The problem with shared-instance caching is that the data can be very volatile.
This is what usually happens when I say 'caching' in this context. :-)
The sort of caching I usually have in mind in this context is the kind that, assuming a typical PHP page, stops the page hitting the database multiple times for the same piece of data. Lifetime is typically seconds and validity is local to the page.
Shared-instance caching of data is a different game. You don't cache volatile data with that; you cache essentially static data. The active user list is a good example, provided users don't get added or delete all that often. There is a range of data in most apps like that that is a few to a few dozen entries and doesn't change in days. Even if it's not much, I imagine putting it in memcached is cheaper than constantly fishing it off a database.
On the other hand, putting PHP session information into memcached apparantly works very well. I'm just about to try that.
Assume equal reads and writes.
Ouch.
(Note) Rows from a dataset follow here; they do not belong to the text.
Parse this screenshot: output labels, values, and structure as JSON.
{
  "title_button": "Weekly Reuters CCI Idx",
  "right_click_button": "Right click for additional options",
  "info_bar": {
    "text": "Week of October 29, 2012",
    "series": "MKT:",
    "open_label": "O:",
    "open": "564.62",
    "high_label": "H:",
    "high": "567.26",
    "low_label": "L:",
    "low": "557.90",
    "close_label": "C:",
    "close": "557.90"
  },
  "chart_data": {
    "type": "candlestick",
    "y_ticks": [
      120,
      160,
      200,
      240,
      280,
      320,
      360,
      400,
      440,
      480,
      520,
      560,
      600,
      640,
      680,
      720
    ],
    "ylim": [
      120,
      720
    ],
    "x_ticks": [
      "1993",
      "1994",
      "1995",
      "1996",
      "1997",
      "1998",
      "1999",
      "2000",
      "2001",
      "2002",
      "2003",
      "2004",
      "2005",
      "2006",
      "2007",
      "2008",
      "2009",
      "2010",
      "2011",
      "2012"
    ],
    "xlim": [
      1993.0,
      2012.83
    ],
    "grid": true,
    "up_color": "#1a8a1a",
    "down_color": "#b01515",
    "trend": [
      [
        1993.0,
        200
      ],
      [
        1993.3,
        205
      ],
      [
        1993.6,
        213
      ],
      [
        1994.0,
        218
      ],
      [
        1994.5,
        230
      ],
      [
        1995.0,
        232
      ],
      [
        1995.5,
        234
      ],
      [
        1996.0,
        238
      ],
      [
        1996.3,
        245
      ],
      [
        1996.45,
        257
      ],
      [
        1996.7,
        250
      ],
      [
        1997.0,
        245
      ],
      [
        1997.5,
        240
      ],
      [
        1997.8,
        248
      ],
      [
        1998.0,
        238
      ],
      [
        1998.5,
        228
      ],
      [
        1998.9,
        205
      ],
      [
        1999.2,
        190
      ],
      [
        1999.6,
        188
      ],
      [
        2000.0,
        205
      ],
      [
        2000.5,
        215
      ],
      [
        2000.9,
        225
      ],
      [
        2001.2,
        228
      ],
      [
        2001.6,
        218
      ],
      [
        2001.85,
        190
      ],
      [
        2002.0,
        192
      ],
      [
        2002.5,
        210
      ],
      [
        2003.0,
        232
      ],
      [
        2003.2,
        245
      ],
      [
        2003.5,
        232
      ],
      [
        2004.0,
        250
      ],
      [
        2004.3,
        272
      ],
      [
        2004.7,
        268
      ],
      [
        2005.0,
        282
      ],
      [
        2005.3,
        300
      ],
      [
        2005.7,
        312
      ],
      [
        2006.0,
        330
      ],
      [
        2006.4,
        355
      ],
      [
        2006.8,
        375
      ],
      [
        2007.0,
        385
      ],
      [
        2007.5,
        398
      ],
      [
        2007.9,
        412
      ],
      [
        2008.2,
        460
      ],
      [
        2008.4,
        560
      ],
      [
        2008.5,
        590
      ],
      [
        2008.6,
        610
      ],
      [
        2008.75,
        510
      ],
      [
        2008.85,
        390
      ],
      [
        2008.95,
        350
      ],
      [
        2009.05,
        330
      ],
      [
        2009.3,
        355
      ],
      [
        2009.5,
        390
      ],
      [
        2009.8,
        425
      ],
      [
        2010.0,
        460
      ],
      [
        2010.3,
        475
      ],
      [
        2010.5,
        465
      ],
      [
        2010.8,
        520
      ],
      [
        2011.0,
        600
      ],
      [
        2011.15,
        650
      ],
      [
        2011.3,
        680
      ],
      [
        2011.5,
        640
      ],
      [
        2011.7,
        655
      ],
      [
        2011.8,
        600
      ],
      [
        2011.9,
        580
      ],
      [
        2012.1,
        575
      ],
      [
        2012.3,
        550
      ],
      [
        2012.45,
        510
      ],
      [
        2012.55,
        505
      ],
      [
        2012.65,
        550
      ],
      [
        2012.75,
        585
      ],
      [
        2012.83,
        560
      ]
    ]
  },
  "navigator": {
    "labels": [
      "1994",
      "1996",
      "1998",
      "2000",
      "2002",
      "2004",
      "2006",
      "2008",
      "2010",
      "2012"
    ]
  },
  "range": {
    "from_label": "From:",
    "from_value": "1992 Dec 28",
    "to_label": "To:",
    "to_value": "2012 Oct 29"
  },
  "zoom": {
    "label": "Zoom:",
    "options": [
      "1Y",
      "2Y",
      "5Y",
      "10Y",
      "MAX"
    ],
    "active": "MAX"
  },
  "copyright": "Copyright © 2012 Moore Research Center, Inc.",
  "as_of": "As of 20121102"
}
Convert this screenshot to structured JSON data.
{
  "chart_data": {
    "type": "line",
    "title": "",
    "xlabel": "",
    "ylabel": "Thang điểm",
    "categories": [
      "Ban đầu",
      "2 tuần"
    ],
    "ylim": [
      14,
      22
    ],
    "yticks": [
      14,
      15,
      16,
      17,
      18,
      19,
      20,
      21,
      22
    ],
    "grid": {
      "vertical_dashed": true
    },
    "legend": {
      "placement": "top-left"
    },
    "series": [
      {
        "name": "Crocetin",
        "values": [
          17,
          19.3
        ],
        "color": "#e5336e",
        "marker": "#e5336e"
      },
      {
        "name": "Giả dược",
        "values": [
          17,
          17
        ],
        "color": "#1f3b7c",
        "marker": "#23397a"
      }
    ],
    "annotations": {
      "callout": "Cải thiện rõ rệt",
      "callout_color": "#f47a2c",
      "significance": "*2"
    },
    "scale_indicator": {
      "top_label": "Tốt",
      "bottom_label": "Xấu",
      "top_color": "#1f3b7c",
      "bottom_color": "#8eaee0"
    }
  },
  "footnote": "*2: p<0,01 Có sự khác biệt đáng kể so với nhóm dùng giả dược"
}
That makes replication much less attractive.
Instances can't be partitioned, since they are shared by all users. Instances could be wholly on separate partitions, however.
I think I need to be careful with my terminology. LJ horizontally partitioned their user database because they never joined one user's data with another user's data. Then they have a cluster database which is used to indicate which cluster a particular user's data is.
Is your data structure like that? The support system I work with could probably do that because individual tickets stand alone.
Thanks for the input. I'm actually more interested in sparking discussion, and I thought this was a good example to use since it's different than things like forum software and the like.
Indeed. And I really welcome the opportunity.
I personally have been wrestling with the concepts of a scalability/database-abstraction layer and what that means in practice. I posted about it elsewhere, but my main concern with the direction I'm heading is that it seems to be taking SQL away from the application layer which my developers aren't showing any signs that they want to understand. Yet I can see benefits from this because I could put different objects in different databases or even not in a database and the application code doesn't need to know or care.
Wade.
Postscript: I have an opportunity to help optimize a quite different application that is thrashing its database. The owner of the instance has a replication setup but no knowledge how to make the app talk to the slave for reads :-/. Unfortunately, the database handler is the ADODB one from PEAR. In other words, the *whole thing* assumes there is one database and only one database. Knobs. This is (one reason) why I don't like the PHP database library addons. And modifying it will be a non-trivial task. *sigh*
Unfortunately, the one I've written here that *does* know how to use multiple databases intelligently is technically owned by my employer...